Look close at \eqref{eq:derivativeJ} and \eqref{eq:derivativeJ2}, you can find that the derivative can only update $\theta$ in multiple of $u_t$ and $u_f$. So, if the $u_t$ and $u_f$ are linearly-dependent to begin with, the resulting $\theta$ can only consist of linearly-dependent vectors. So, I must initialize $\theta$ so that all the $u$’s are likely to be linear-independent, or at least find a way to introduce some disturbance to break the linear-dependency.

Magnitude

$J(\theta)$ is affected by dot products of two word vectors. Positive dot products tend to be greater in positive direction, negative dot products tend to be greater in negative direction.
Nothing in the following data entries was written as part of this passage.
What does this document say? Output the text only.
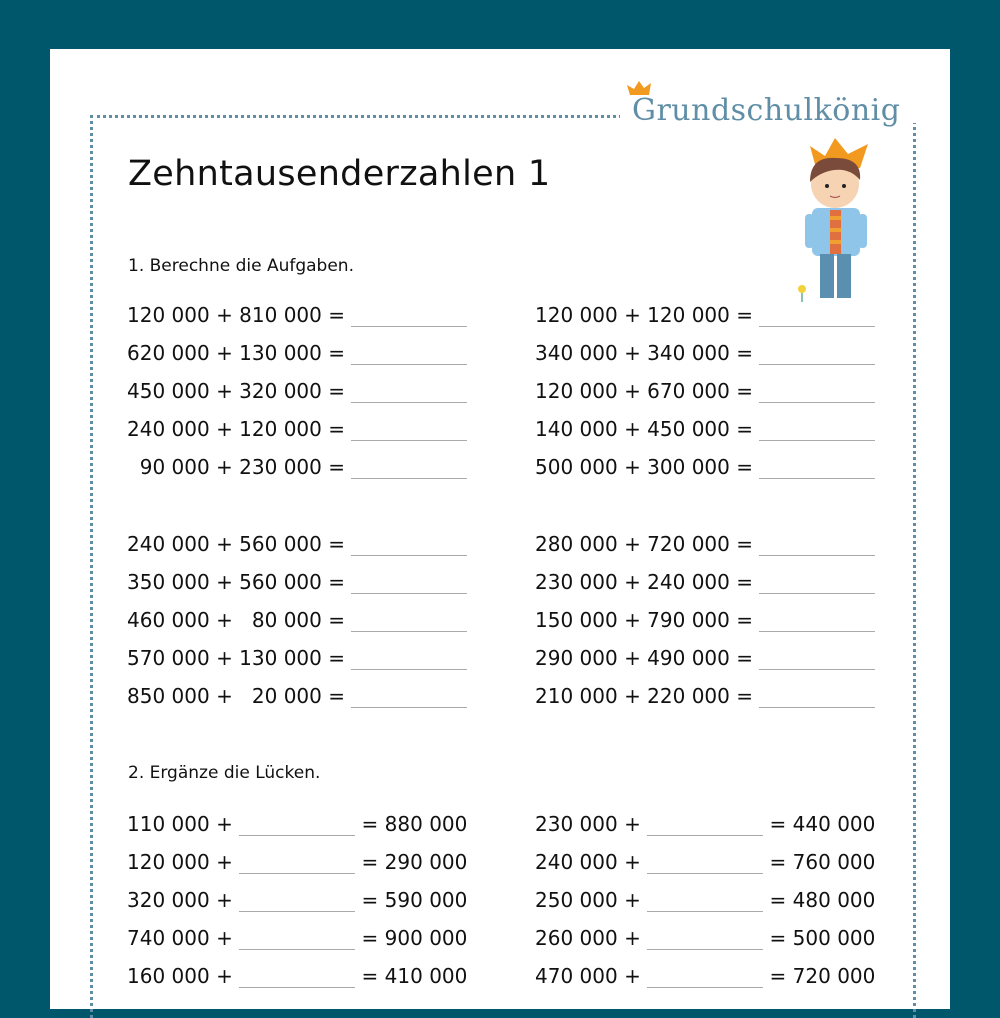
Grundschulkönig
Zehntausenderzahlen 1
1. Berechne die Aufgaben.
2. Ergänze die Lücken.
120 000 + 810 000 =
620 000 + 130 000 =
450 000 + 320 000 =
240 000 + 120 000 =
90 000 + 230 000 =
120 000 + 120 000 =
340 000 + 340 000 =
120 000 + 670 000 =
140 000 + 450 000 =
500 000 + 300 000 =
240 000 + 560 000 =
350 000 + 560 000 =
460 000 +   80 000 =
570 000 + 130 000 =
850 000 +   20 000 =
280 000 + 720 000 =
230 000 + 240 000 =
150 000 + 790 000 =
290 000 + 490 000 =
210 000 + 220 000 =
110 000 +	= 880 000
120 000 +	= 290 000
320 000 +	= 590 000
740 000 +	= 900 000
160 000 +	= 410 000
230 000 +	= 440 000
240 000 +	= 760 000
250 000 +	= 480 000
260 000 +	= 500 000
470 000 +	= 720 000
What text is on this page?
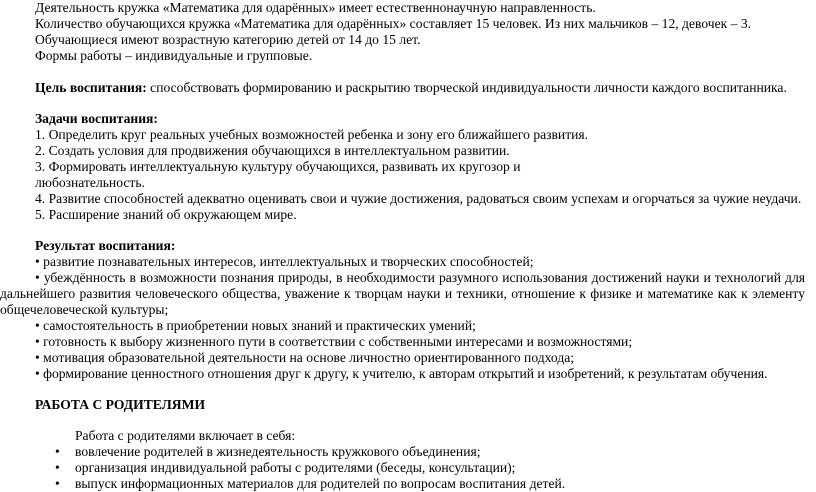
Деятельность кружка «Математика для одарённых» имеет естественнонаучную направленность.
Количество обучающихся кружка «Математика для одарённых» составляет 15 человек. Из них мальчиков – 12, девочек – 3.
Обучающиеся имеют возрастную категорию детей от 14 до 15 лет.
Формы работы – индивидуальные и групповые.
Цель воспитания: способствовать формированию и раскрытию творческой индивидуальности личности каждого воспитанника.
Задачи воспитания:
1. Определить круг реальных учебных возможностей ребенка и зону его ближайшего развития.
2. Создать условия для продвижения обучающихся в интеллектуальном развитии.
3. Формировать интеллектуальную культуру обучающихся, развивать их кругозор и
любознательность.
4. Развитие способностей адекватно оценивать свои и чужие достижения, радоваться своим успехам и огорчаться за чужие неудачи.
5. Расширение знаний об окружающем мире.
Результат воспитания:
• развитие познавательных интересов, интеллектуальных и творческих способностей;
• убеждённость в возможности познания природы, в необходимости разумного использования достижений науки и технологий для
дальнейшего развития человеческого общества, уважение к творцам науки и техники, отношение к физике и математике как к элементу
общечеловеческой культуры;
• самостоятельность в приобретении новых знаний и практических умений;
• готовность к выбору жизненного пути в соответствии с собственными интересами и возможностями;
• мотивация образовательной деятельности на основе личностно ориентированного подхода;
• формирование ценностного отношения друг к другу, к учителю, к авторам открытий и изобретений, к результатам обучения.
РАБОТА С РОДИТЕЛЯМИ
Работа с родителями включает в себя:
• вовлечение родителей в жизнедеятельность кружкового объединения;
• организация индивидуальной работы с родителями (беседы, консультации);
• выпуск информационных материалов для родителей по вопросам воспитания детей.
After the dot products growing big, they almost do not affect value of $\sigma$, thus almost do not affect value of $J(\theta)$. This is bad. Because, if a dot product is two big, it will definitely cause a float-pointing overflow, which will make further computation meaningless. So, I will need a mechanism to restrict magnitudes of the word vectors. One way to do it is to add a squared $L_2$ norm. This turns \eqref{eq:alternativeL2} into $$\begin{equation}
J(\theta)=-\sum_{t \in S} \sum_{\substack{-m \le j \le m \\ j \ne 0}}
\left[
log(\sigma({u_{t+j}}^\top u_t)) \; + \;
\sum_{f \in K}log(\sigma(-{u_f}^\top u_t)) \; – \;
D {u_t}^\top u_t
\right]
\end{equation}$$. Here, $D$ is a constant for tuning the balance between model fidelity and vector magnitude. Then, \eqref{eq:derivativeJ2} becomes $$\begin{align}
\frac{\partial}{\partial \theta}J(\theta)
&=\sum_{t \in S} \sum_{\substack{-m \le j \le m \\ j \ne 0}} \left[
-\sigma(-{u_{t+j}}^\top u_t)C(w_{t+j},w_t)u_{t+j} \; + \;
\sum_{f \in K}C(w_f,w_t)\sigma({u_f}^\top u_t){u_f} \; + \; 2 D u_t
\right]
\end{align}$$.

Factor Out Common Terms

Look close at the second and the third terms in the previous bracket. They do not depend on $j$. Hence, they can be factored out of the inner sum, and thus save computation steps: \eqref{eq:derivativeJ2} becomes $$\begin{align}
\frac{\partial}{\partial \theta}J(\theta)
&=\sum_{t \in S} \left\{
\sum_{\substack{-m \le j \le m \\ j \ne 0}} \left[
-\sigma(-{u_{t+j}}^\top u_t)C(w_{t+j},w_t)u_{t+j} \;
\right]
+ \; 2m\sum_{f \in K}C(w_f,w_t)\sigma({u_f}^\top u_t){u_f} \; + \; 4m D u_t
\right\} \\
&=\sum_{t \in S} \sum_{\substack{-m \le j \le m \\ j \ne 0}} \left[
-\sigma(-{u_{t+j}}^\top u_t)C(w_{t+j},w_t)u_{t+j} \;
\right]
+ \; \sum_{t \in S} \sum_{f \in K} 2 m C(w_f,w_t)\sigma({u_f}^\top u_t){u_f} \;
+ \; \sum_{t \in S} 4m D u_t
\end{align}$$.

Step Size of Update

It is not easily known that if my computed $\frac{\partial J}{\partial \theta}$ will give $\theta$ a suitable stride so that I have to compute $J(\theta)$ to see if a step really makes a better $J(\theta)$, and update $\theta$ when it does. Otherwise, I can decrease the step size to see if a smaller step size does better.